The organizers did a great job in putting together and the event started already with a full room for Gael's keynote
My take-away message from the talks is that Python has grown in 5 years from a language marginally used in some research environments into one of the main languages for data science used both in research labs and industrial environment.
My personal highlights were (note that there were two parallel tracks)
Ian Ozsvald's talk on Cleaning Confused Collections of Characters. Ian gave a very practical talk, full of real world examples. The slides have already been uploaded on his website. Many tips and many pointers to libraries. In particular, I discovered fixes text for you.
Chloe-Agathe gave a short talk on DREAM challenges. In her talk she mentioned GPy. One year ago, I visited Neil Lawrence at his lab in Sheffield and at that point they were in the process of migrating their Matlab codebase into Python (the GPy project). I'm very glad to see that the project is succeeding and being used by other research institutions.

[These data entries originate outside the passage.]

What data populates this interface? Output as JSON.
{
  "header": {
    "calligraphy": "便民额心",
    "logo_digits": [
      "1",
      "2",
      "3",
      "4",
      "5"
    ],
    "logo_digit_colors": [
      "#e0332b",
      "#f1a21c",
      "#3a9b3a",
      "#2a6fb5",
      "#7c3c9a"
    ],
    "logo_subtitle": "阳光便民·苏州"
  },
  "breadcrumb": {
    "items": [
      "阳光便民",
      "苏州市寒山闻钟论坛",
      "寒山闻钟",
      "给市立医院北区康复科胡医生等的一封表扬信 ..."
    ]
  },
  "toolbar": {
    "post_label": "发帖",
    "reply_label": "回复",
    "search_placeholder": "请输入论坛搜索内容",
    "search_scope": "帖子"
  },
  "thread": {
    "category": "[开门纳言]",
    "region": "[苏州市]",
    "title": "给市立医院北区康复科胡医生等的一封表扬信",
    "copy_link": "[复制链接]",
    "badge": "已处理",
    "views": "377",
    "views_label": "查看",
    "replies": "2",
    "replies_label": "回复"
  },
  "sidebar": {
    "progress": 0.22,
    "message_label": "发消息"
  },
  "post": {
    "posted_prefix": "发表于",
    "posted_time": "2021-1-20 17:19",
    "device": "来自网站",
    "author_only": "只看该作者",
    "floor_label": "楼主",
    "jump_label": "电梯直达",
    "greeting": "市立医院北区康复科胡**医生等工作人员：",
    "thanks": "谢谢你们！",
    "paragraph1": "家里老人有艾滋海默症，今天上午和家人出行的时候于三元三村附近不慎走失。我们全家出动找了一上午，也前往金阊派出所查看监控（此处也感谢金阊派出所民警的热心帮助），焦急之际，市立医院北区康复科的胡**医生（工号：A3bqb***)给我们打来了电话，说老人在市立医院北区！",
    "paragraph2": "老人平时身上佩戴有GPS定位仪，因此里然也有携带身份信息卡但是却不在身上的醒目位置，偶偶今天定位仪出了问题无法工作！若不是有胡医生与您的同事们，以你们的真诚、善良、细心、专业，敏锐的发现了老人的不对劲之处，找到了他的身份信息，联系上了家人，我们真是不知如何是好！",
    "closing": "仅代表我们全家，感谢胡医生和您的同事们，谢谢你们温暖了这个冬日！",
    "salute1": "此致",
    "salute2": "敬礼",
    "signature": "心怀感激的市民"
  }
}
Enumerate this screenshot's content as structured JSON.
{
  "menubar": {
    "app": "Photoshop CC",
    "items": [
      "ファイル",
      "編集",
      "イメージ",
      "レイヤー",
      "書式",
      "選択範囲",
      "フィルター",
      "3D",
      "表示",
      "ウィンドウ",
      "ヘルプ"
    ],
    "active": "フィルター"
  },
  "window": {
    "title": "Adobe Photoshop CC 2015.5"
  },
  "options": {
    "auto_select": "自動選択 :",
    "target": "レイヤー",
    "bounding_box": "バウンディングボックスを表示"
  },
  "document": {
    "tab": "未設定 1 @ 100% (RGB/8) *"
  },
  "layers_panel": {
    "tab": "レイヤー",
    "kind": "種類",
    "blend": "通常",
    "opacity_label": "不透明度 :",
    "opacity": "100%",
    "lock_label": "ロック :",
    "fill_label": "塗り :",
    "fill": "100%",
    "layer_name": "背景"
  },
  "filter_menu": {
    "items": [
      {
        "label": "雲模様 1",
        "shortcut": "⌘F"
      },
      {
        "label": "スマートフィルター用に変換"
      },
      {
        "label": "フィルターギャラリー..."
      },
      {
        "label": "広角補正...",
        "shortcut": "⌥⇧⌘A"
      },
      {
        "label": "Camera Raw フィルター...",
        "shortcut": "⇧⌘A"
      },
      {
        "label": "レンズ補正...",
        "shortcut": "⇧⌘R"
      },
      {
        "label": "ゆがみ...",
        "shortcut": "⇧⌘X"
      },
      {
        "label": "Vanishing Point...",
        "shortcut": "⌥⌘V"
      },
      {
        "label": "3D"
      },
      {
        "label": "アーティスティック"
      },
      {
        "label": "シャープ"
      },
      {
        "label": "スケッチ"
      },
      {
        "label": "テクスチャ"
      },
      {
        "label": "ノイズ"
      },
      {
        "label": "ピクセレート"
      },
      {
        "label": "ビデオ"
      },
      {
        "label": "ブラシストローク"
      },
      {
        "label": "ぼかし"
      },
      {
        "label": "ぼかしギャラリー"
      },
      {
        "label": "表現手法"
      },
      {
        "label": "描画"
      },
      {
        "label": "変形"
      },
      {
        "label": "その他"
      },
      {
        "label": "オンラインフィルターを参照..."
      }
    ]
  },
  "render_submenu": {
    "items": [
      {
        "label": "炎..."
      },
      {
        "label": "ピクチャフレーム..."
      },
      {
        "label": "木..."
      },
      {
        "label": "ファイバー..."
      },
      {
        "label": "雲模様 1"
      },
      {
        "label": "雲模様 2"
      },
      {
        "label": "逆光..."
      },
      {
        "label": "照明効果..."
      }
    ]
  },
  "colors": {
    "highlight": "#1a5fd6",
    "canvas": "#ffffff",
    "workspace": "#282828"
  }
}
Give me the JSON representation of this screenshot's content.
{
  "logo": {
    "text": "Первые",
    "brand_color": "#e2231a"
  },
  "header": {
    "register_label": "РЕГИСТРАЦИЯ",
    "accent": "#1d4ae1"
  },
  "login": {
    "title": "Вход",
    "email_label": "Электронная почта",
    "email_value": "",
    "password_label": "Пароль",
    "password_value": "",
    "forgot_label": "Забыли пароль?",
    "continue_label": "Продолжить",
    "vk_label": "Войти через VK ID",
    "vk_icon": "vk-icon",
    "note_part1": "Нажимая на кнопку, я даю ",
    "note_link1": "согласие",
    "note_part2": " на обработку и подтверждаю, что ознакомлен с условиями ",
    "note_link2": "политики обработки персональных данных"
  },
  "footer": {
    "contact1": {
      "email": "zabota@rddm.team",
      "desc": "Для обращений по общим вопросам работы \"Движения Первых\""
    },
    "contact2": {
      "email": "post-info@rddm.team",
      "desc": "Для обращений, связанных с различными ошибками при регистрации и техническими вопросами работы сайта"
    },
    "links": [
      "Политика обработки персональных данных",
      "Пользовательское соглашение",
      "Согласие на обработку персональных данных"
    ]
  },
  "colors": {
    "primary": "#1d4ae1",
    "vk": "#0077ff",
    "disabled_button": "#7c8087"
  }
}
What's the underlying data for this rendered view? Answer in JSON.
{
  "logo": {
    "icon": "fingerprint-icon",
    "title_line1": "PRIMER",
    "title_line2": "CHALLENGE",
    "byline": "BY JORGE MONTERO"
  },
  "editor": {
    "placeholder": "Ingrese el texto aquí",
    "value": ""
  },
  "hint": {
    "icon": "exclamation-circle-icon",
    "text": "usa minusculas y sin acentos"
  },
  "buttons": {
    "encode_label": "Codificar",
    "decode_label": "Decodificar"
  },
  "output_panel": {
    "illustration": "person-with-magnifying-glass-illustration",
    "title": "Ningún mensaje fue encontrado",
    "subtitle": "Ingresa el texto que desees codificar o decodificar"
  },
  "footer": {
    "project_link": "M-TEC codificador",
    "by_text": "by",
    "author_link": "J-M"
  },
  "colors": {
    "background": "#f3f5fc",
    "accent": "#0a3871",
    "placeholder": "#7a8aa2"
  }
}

Serge Guelton and Pierrick Brunet presented “Pythran: Static Compilation of Parallel Scientific Kernels”. From their own documentation: “Pythran is a python to c++ compiler for a subset of the python language. It takes a python module annotated with a few interface description and turns it into a native python module with the same interface, but (hopefully) faster”. The project seems promising although I do not have had experience as to judge the quality of their implementation.
Antoine Pitrou presented: “Numba, a JIT compiler for fast numerical code”. I must say that I'm an avid user of Numba so of course I was looking forward to this talk. One thing I didn't know is that support for CUDA is being implemented into Numba via the
@cuda.jitdecorator. From their website it looks like this is only available in the Numba Pro version (not free).
Kirill Smelkov presented wendelin.core, an approach to perform out-of-core computations with numpy. Slides can be found here.
Finally, Frances Alted gave the final keynote on “New Trends In Storing And Analyzing Large Data Silos With Python”. Among the projects he mentioned, I found particularly interesting bcolz, his current main project and DyND, a Python wrapper around a multi-dimensional array library.